Find all positive intergers n (with n>1) for which n! is divisible by
n
sigma i
i=1
PS: I can't figure out how to express the sum symbol
what is the answer and how do u do it??
2007-10-05 09:33:25 · 2 answers · asked by dotadh 1 in Science & Mathematics ➔ Mathematics
Any n such that n+1 is not prime
∑ i = 1+2+3+...+n
= n*(n+1)/2
n! = n*(n-1)*(n-2)...(1)
n! / ∑ = 2*(n-1)! / (n+1)
This is an integer if there exists an (n-k) such that (n+1) is divisible by (n-k). So as long as n+1 is not prime, the condition will be met.
2007-10-05 09:45:18 · answer #1 · answered by Dr D 7 · 1⤊ 1⤋
It is easy to prove that if n is odd, then the sum of the integers from 1 to n divides n!, because the sum from 1 to n is n(n + 1)/2. When n is odd, n + 1 is even and (n + 1)/2 is <= n - 1. Therefore n cancels the largest factor in n!, and (n + 1)/ 2 cancels some other factor of n!.
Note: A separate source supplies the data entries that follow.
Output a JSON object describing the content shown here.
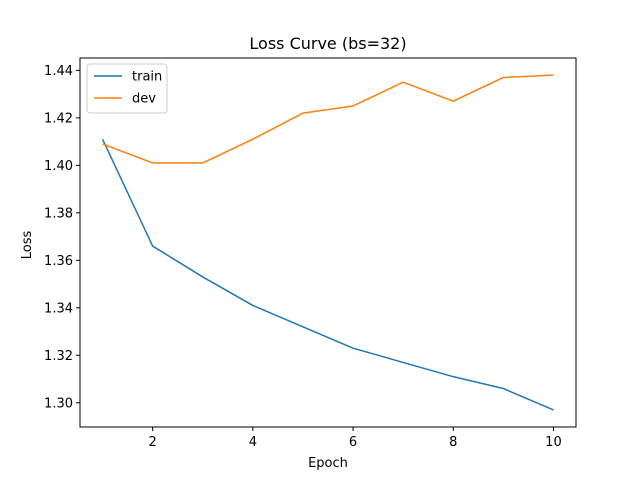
{
  "chart_data": {
    "type": "line",
    "title": "Loss Curve (bs=32)",
    "xlabel": "Epoch",
    "ylabel": "Loss",
    "x": [
      1,
      2,
      3,
      4,
      5,
      6,
      7,
      8,
      9,
      10
    ],
    "series": [
      {
        "name": "train",
        "color": "#1f77b4",
        "values": [
          1.411,
          1.366,
          1.353,
          1.341,
          1.332,
          1.323,
          1.317,
          1.311,
          1.306,
          1.297
        ]
      },
      {
        "name": "dev",
        "color": "#ff7f0e",
        "values": [
          1.409,
          1.401,
          1.401,
          1.411,
          1.422,
          1.425,
          1.435,
          1.427,
          1.437,
          1.438
        ]
      }
    ],
    "xlim": [
      0.55,
      10.45
    ],
    "ylim": [
      1.2898,
      1.4452
    ],
    "xticks": [
      2,
      4,
      6,
      8,
      10
    ],
    "xtick_labels": [
      "2",
      "4",
      "6",
      "8",
      "10"
    ],
    "yticks": [
      1.3,
      1.32,
      1.34,
      1.36,
      1.38,
      1.4,
      1.42,
      1.44
    ],
    "ytick_labels": [
      "1.30",
      "1.32",
      "1.34",
      "1.36",
      "1.38",
      "1.40",
      "1.42",
      "1.44"
    ],
    "grid": false,
    "legend_position": "top-left"
  }
}
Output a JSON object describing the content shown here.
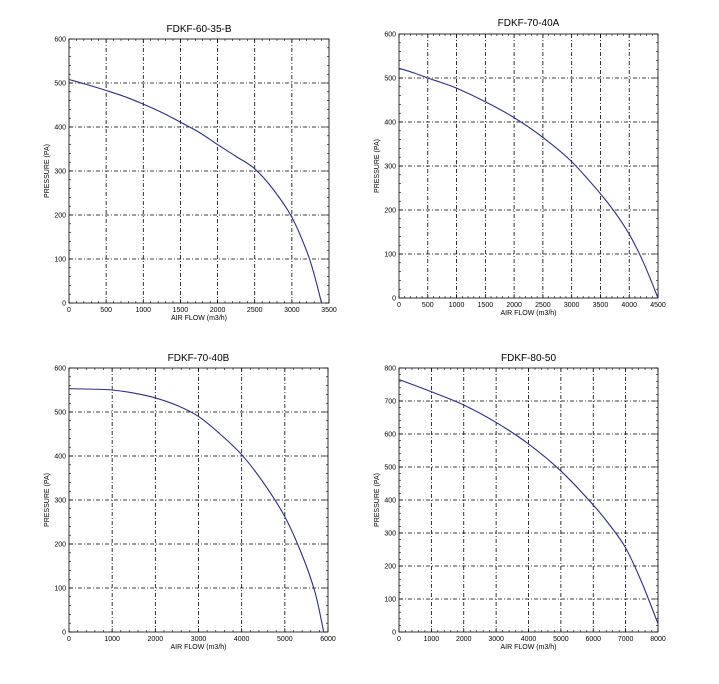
{
  "chart_data": [
    {
      "type": "line",
      "title": "FDKF-60-35-B",
      "xlabel": "AIR FLOW (m3/h)",
      "ylabel": "PRESSURE (PA)",
      "xlim": [
        0,
        3500
      ],
      "ylim": [
        0,
        600
      ],
      "xticks": [
        0,
        500,
        1000,
        1500,
        2000,
        2500,
        3000,
        3500
      ],
      "yticks": [
        0,
        100,
        200,
        300,
        400,
        500,
        600
      ],
      "xtick_labels": [
        "0",
        "500",
        "1000",
        "1500",
        "2000",
        "2500",
        "3000",
        "3500"
      ],
      "ytick_labels": [
        "0",
        "100",
        "200",
        "300",
        "400",
        "500",
        "600"
      ],
      "grid": true,
      "series": [
        {
          "x": [
            0,
            250,
            500,
            750,
            1000,
            1250,
            1500,
            1750,
            2000,
            2250,
            2500,
            2750,
            3000,
            3200,
            3300,
            3400
          ],
          "y": [
            508,
            496,
            483,
            469,
            452,
            433,
            411,
            388,
            360,
            333,
            305,
            258,
            195,
            118,
            65,
            0
          ]
        }
      ]
    },
    {
      "type": "line",
      "title": "FDKF-70-40A",
      "xlabel": "AIR FLOW (m3/h)",
      "ylabel": "PRESSURE (PA)",
      "xlim": [
        0,
        4500
      ],
      "ylim": [
        0,
        600
      ],
      "xticks": [
        0,
        500,
        1000,
        1500,
        2000,
        2500,
        3000,
        3500,
        4000,
        4500
      ],
      "yticks": [
        0,
        100,
        200,
        300,
        400,
        500,
        600
      ],
      "xtick_labels": [
        "0",
        "500",
        "1000",
        "1500",
        "2000",
        "2500",
        "3000",
        "3500",
        "4000",
        "4500"
      ],
      "ytick_labels": [
        "0",
        "100",
        "200",
        "300",
        "400",
        "500",
        "600"
      ],
      "grid": true,
      "series": [
        {
          "x": [
            0,
            250,
            500,
            750,
            1000,
            1500,
            2000,
            2500,
            3000,
            3500,
            3750,
            4000,
            4250,
            4500
          ],
          "y": [
            522,
            512,
            500,
            489,
            477,
            446,
            410,
            365,
            310,
            237,
            195,
            145,
            80,
            0
          ]
        }
      ]
    },
    {
      "type": "line",
      "title": "FDKF-70-40B",
      "xlabel": "AIR FLOW (m3/h)",
      "ylabel": "PRESSURE (PA)",
      "xlim": [
        0,
        6000
      ],
      "ylim": [
        0,
        600
      ],
      "xticks": [
        0,
        1000,
        2000,
        3000,
        4000,
        5000,
        6000
      ],
      "yticks": [
        0,
        100,
        200,
        300,
        400,
        500,
        600
      ],
      "xtick_labels": [
        "0",
        "1000",
        "2000",
        "3000",
        "4000",
        "5000",
        "6000"
      ],
      "ytick_labels": [
        "0",
        "100",
        "200",
        "300",
        "400",
        "500",
        "600"
      ],
      "grid": true,
      "series": [
        {
          "x": [
            0,
            500,
            1000,
            1500,
            2000,
            2500,
            3000,
            3500,
            4000,
            4500,
            5000,
            5400,
            5700,
            5900
          ],
          "y": [
            553,
            552,
            550,
            543,
            532,
            515,
            490,
            450,
            403,
            340,
            262,
            175,
            90,
            0
          ]
        }
      ]
    },
    {
      "type": "line",
      "title": "FDKF-80-50",
      "xlabel": "AIR FLOW (m3/h)",
      "ylabel": "PRESSURE (PA)",
      "xlim": [
        0,
        8000
      ],
      "ylim": [
        0,
        800
      ],
      "xticks": [
        0,
        1000,
        2000,
        3000,
        4000,
        5000,
        6000,
        7000,
        8000
      ],
      "yticks": [
        0,
        100,
        200,
        300,
        400,
        500,
        600,
        700,
        800
      ],
      "xtick_labels": [
        "0",
        "1000",
        "2000",
        "3000",
        "4000",
        "5000",
        "6000",
        "7000",
        "8000"
      ],
      "ytick_labels": [
        "0",
        "100",
        "200",
        "300",
        "400",
        "500",
        "600",
        "700",
        "800"
      ],
      "grid": true,
      "series": [
        {
          "x": [
            0,
            1000,
            2000,
            3000,
            4000,
            5000,
            6000,
            6500,
            7000,
            7500,
            8000
          ],
          "y": [
            765,
            728,
            688,
            635,
            570,
            488,
            385,
            325,
            255,
            150,
            25
          ]
        }
      ]
    }
  ]
}
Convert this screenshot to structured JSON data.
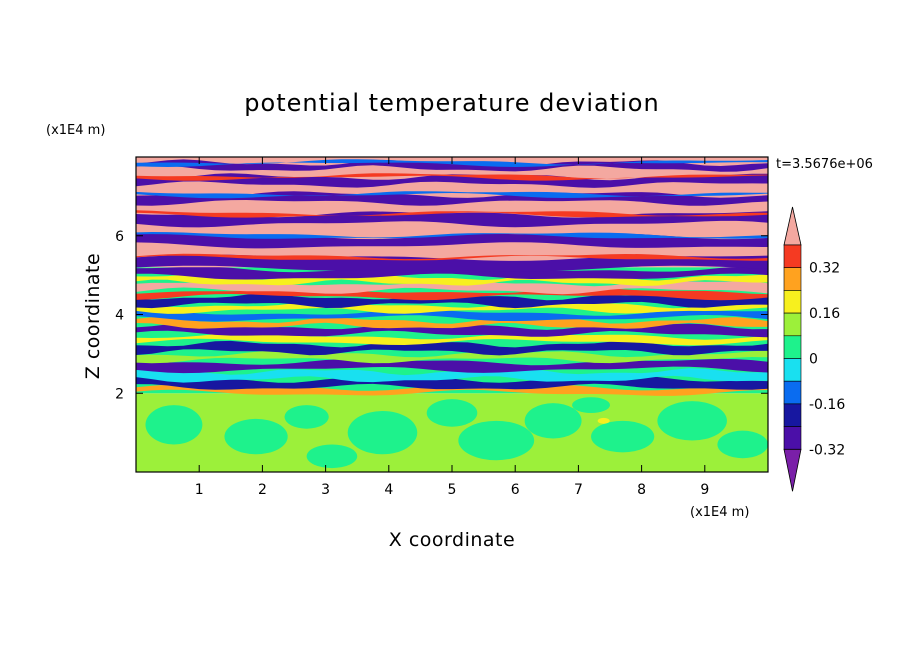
{
  "chart_data": {
    "type": "heatmap",
    "title": "potential temperature deviation",
    "xlabel": "X coordinate",
    "ylabel": "Z coordinate",
    "x_unit": "(x1E4 m)",
    "y_unit": "(x1E4 m)",
    "time_label": "t=3.5676e+06",
    "x_ticks": [
      "1",
      "2",
      "3",
      "4",
      "5",
      "6",
      "7",
      "8",
      "9"
    ],
    "y_ticks": [
      "2",
      "4",
      "6"
    ],
    "xlim": [
      0,
      10
    ],
    "ylim": [
      0,
      8
    ],
    "colorbar": {
      "tick_labels": [
        "0.32",
        "0.16",
        "0",
        "-0.16",
        "-0.32"
      ],
      "tick_values": [
        0.32,
        0.16,
        0,
        -0.16,
        -0.32
      ],
      "levels": [
        -0.4,
        -0.32,
        -0.24,
        -0.16,
        -0.08,
        0,
        0.08,
        0.16,
        0.24,
        0.32,
        0.4
      ],
      "colors": [
        "#7a1fa8",
        "#4b0fa8",
        "#1717a0",
        "#0a6cf0",
        "#19e0f0",
        "#1ef28c",
        "#9cf03a",
        "#f7f01e",
        "#ffa21f",
        "#f53a22",
        "#f4a8a0"
      ],
      "extend": "both"
    },
    "description_layers": [
      {
        "z_range": [
          0,
          2
        ],
        "pattern": "mixed green blobs",
        "colors": [
          "#9cf03a",
          "#1ef28c"
        ]
      },
      {
        "z_range": [
          2,
          5
        ],
        "pattern": "turbulent multicolor bands"
      },
      {
        "z_range": [
          5,
          8
        ],
        "pattern": "alternating purple and pink stripes",
        "colors": [
          "#7a1fa8",
          "#f4a8a0"
        ]
      }
    ]
  }
}
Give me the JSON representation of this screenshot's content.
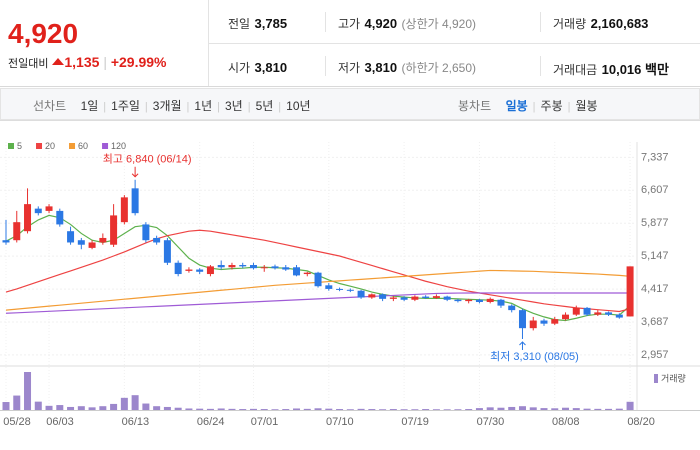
{
  "quote": {
    "price": "4,920",
    "change_label": "전일대비",
    "change": "1,135",
    "change_pct": "+29.99%"
  },
  "stats": [
    {
      "label": "전일",
      "value": "3,785"
    },
    {
      "label": "고가",
      "value": "4,920",
      "note": "(상한가 4,920)"
    },
    {
      "label": "거래량",
      "value": "2,160,683"
    },
    {
      "label": "시가",
      "value": "3,810"
    },
    {
      "label": "저가",
      "value": "3,810",
      "note": "(하한가 2,650)"
    },
    {
      "label": "거래대금",
      "value": "10,016 백만"
    }
  ],
  "tabs": {
    "line_label": "선차트",
    "line": [
      "1일",
      "1주일",
      "3개월",
      "1년",
      "3년",
      "5년",
      "10년"
    ],
    "candle_label": "봉차트",
    "candle": [
      "일봉",
      "주봉",
      "월봉"
    ]
  },
  "chart_data": {
    "type": "candlestick",
    "categories": [
      "05/28",
      null,
      null,
      null,
      "06/03",
      null,
      null,
      null,
      null,
      null,
      null,
      "06/13",
      null,
      null,
      null,
      null,
      null,
      null,
      "06/24",
      null,
      null,
      null,
      null,
      "07/01",
      null,
      null,
      null,
      null,
      null,
      null,
      "07/10",
      null,
      null,
      null,
      null,
      null,
      null,
      "07/19",
      null,
      null,
      null,
      null,
      null,
      null,
      "07/30",
      null,
      null,
      null,
      null,
      null,
      null,
      "08/08",
      null,
      null,
      null,
      null,
      null,
      null,
      "08/20"
    ],
    "open": [
      5500,
      5500,
      5700,
      6200,
      6150,
      6150,
      5700,
      5500,
      5330,
      5450,
      5400,
      5900,
      6650,
      5850,
      5550,
      5500,
      5000,
      4820,
      4850,
      4750,
      4950,
      4900,
      4950,
      4950,
      4880,
      4920,
      4900,
      4900,
      4750,
      4780,
      4500,
      4420,
      4400,
      4380,
      4230,
      4300,
      4200,
      4230,
      4180,
      4250,
      4220,
      4250,
      4180,
      4150,
      4180,
      4130,
      4180,
      4050,
      3950,
      3550,
      3720,
      3650,
      3750,
      3850,
      4000,
      3850,
      3900,
      3850,
      3810
    ],
    "high": [
      5950,
      6150,
      6650,
      6250,
      6300,
      6200,
      5800,
      5550,
      5500,
      5650,
      6300,
      6500,
      6840,
      5900,
      5600,
      5550,
      5050,
      4900,
      4880,
      4950,
      5050,
      5000,
      5000,
      5000,
      4950,
      4960,
      4950,
      4950,
      4800,
      4800,
      4550,
      4450,
      4430,
      4400,
      4320,
      4320,
      4260,
      4260,
      4280,
      4280,
      4300,
      4270,
      4200,
      4200,
      4200,
      4230,
      4200,
      4080,
      3980,
      3800,
      3760,
      3800,
      3900,
      4050,
      4020,
      3950,
      3920,
      3880,
      4920
    ],
    "low": [
      5400,
      5450,
      5650,
      6050,
      6100,
      5800,
      5400,
      5300,
      5300,
      5400,
      5350,
      5850,
      6050,
      5450,
      5400,
      4950,
      4700,
      4780,
      4750,
      4700,
      4850,
      4850,
      4880,
      4850,
      4800,
      4850,
      4820,
      4700,
      4700,
      4450,
      4380,
      4370,
      4350,
      4200,
      4200,
      4150,
      4150,
      4150,
      4150,
      4200,
      4200,
      4150,
      4120,
      4100,
      4100,
      4100,
      4000,
      3900,
      3310,
      3500,
      3600,
      3620,
      3720,
      3820,
      3820,
      3820,
      3820,
      3760,
      3810
    ],
    "close": [
      5450,
      5900,
      6300,
      6100,
      6250,
      5850,
      5450,
      5400,
      5450,
      5550,
      6050,
      6450,
      6100,
      5500,
      5450,
      5000,
      4750,
      4850,
      4800,
      4920,
      4900,
      4950,
      4920,
      4880,
      4900,
      4880,
      4850,
      4720,
      4780,
      4480,
      4420,
      4400,
      4380,
      4230,
      4300,
      4200,
      4230,
      4180,
      4250,
      4220,
      4260,
      4180,
      4150,
      4180,
      4130,
      4200,
      4050,
      3950,
      3550,
      3720,
      3650,
      3750,
      3850,
      4000,
      3850,
      3900,
      3850,
      3785,
      4920
    ],
    "up_color": "#e8312f",
    "down_color": "#2b78e4",
    "series": [
      {
        "name": "5",
        "color": "#5db14c",
        "values": [
          5480,
          5600,
          5800,
          5950,
          6050,
          6000,
          5850,
          5650,
          5500,
          5450,
          5500,
          5650,
          5800,
          5830,
          5780,
          5600,
          5350,
          5100,
          4950,
          4880,
          4850,
          4870,
          4880,
          4900,
          4900,
          4890,
          4880,
          4850,
          4820,
          4720,
          4620,
          4540,
          4480,
          4420,
          4350,
          4300,
          4260,
          4240,
          4220,
          4210,
          4210,
          4210,
          4200,
          4190,
          4180,
          4170,
          4150,
          4100,
          3980,
          3880,
          3800,
          3740,
          3720,
          3770,
          3830,
          3860,
          3860,
          3840,
          4050
        ]
      },
      {
        "name": "20",
        "color": "#ee4343",
        "values": [
          4350,
          4420,
          4500,
          4580,
          4660,
          4740,
          4820,
          4900,
          4980,
          5060,
          5150,
          5240,
          5340,
          5440,
          5530,
          5600,
          5650,
          5700,
          5720,
          5700,
          5660,
          5620,
          5580,
          5540,
          5500,
          5450,
          5400,
          5350,
          5300,
          5250,
          5200,
          5150,
          5080,
          5010,
          4940,
          4870,
          4800,
          4730,
          4660,
          4590,
          4530,
          4470,
          4420,
          4370,
          4330,
          4290,
          4250,
          4210,
          4170,
          4130,
          4090,
          4060,
          4030,
          4000,
          3980,
          3960,
          3940,
          3920,
          3980
        ]
      },
      {
        "name": "60",
        "color": "#f39c34",
        "values": [
          3950,
          3972,
          3994,
          4016,
          4038,
          4060,
          4082,
          4104,
          4126,
          4148,
          4170,
          4192,
          4214,
          4236,
          4258,
          4280,
          4302,
          4324,
          4346,
          4368,
          4390,
          4412,
          4434,
          4456,
          4478,
          4500,
          4517,
          4533,
          4550,
          4566,
          4583,
          4599,
          4616,
          4632,
          4649,
          4665,
          4682,
          4698,
          4715,
          4731,
          4748,
          4764,
          4781,
          4797,
          4814,
          4830,
          4825,
          4820,
          4815,
          4810,
          4800,
          4790,
          4780,
          4770,
          4760,
          4750,
          4735,
          4720,
          4700
        ]
      },
      {
        "name": "120",
        "color": "#9f5bd6",
        "values": [
          3880,
          3891,
          3902,
          3913,
          3924,
          3935,
          3946,
          3957,
          3968,
          3979,
          3990,
          4001,
          4012,
          4023,
          4034,
          4045,
          4056,
          4067,
          4078,
          4089,
          4100,
          4111,
          4122,
          4133,
          4144,
          4155,
          4166,
          4177,
          4188,
          4199,
          4210,
          4221,
          4232,
          4243,
          4254,
          4265,
          4276,
          4287,
          4298,
          4309,
          4320,
          4325,
          4328,
          4330,
          4330,
          4330,
          4330,
          4330,
          4330,
          4330,
          4330,
          4330,
          4330,
          4330,
          4330,
          4330,
          4330,
          4330,
          4330
        ]
      }
    ],
    "volume": {
      "name": "거래량",
      "color": "#9c87cc",
      "values": [
        2100000,
        3800000,
        10000000,
        2200000,
        1100000,
        1300000,
        800000,
        1000000,
        700000,
        1000000,
        1600000,
        3200000,
        3900000,
        1700000,
        1000000,
        800000,
        600000,
        400000,
        350000,
        300000,
        400000,
        300000,
        250000,
        300000,
        250000,
        200000,
        250000,
        400000,
        300000,
        450000,
        350000,
        250000,
        200000,
        300000,
        250000,
        200000,
        250000,
        200000,
        200000,
        250000,
        200000,
        180000,
        200000,
        250000,
        500000,
        700000,
        600000,
        800000,
        1000000,
        700000,
        500000,
        450000,
        600000,
        500000,
        350000,
        300000,
        300000,
        350000,
        2160683
      ]
    },
    "high_label": "최고 6,840 (06/14)",
    "low_label": "최저 3,310 (08/05)",
    "ylim": [
      2800,
      7500
    ],
    "yticks": [
      {
        "value": 2957,
        "label": "2,957"
      },
      {
        "value": 3687,
        "label": "3,687"
      },
      {
        "value": 4417,
        "label": "4,417"
      },
      {
        "value": 5147,
        "label": "5,147"
      },
      {
        "value": 5877,
        "label": "5,877"
      },
      {
        "value": 6607,
        "label": "6,607"
      },
      {
        "value": 7337,
        "label": "7,337"
      }
    ],
    "grid": true
  }
}
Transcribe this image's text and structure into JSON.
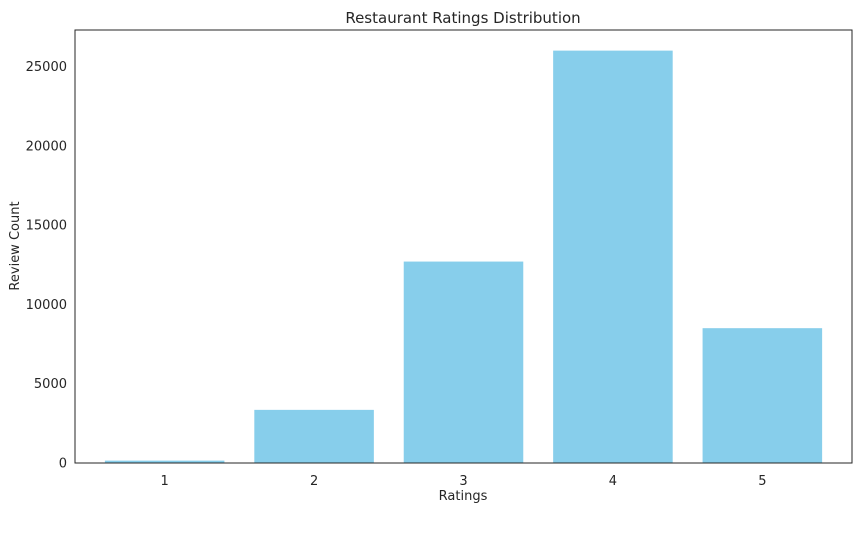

If n is even, the above argument is not available. It is obvious that if n is even and n + 1 is prime, then n(n + 1)/2 cannot divide n!, because n + 1 is larger than all the factors of n!. However, if n is even and n + 1 is composite, it appears that n(n + 1)/2 divides n!, but I don't have a proof.
2007-10-05 10:11:01 · answer #2 · answered by Tony 7 · 0⤊ 0⤋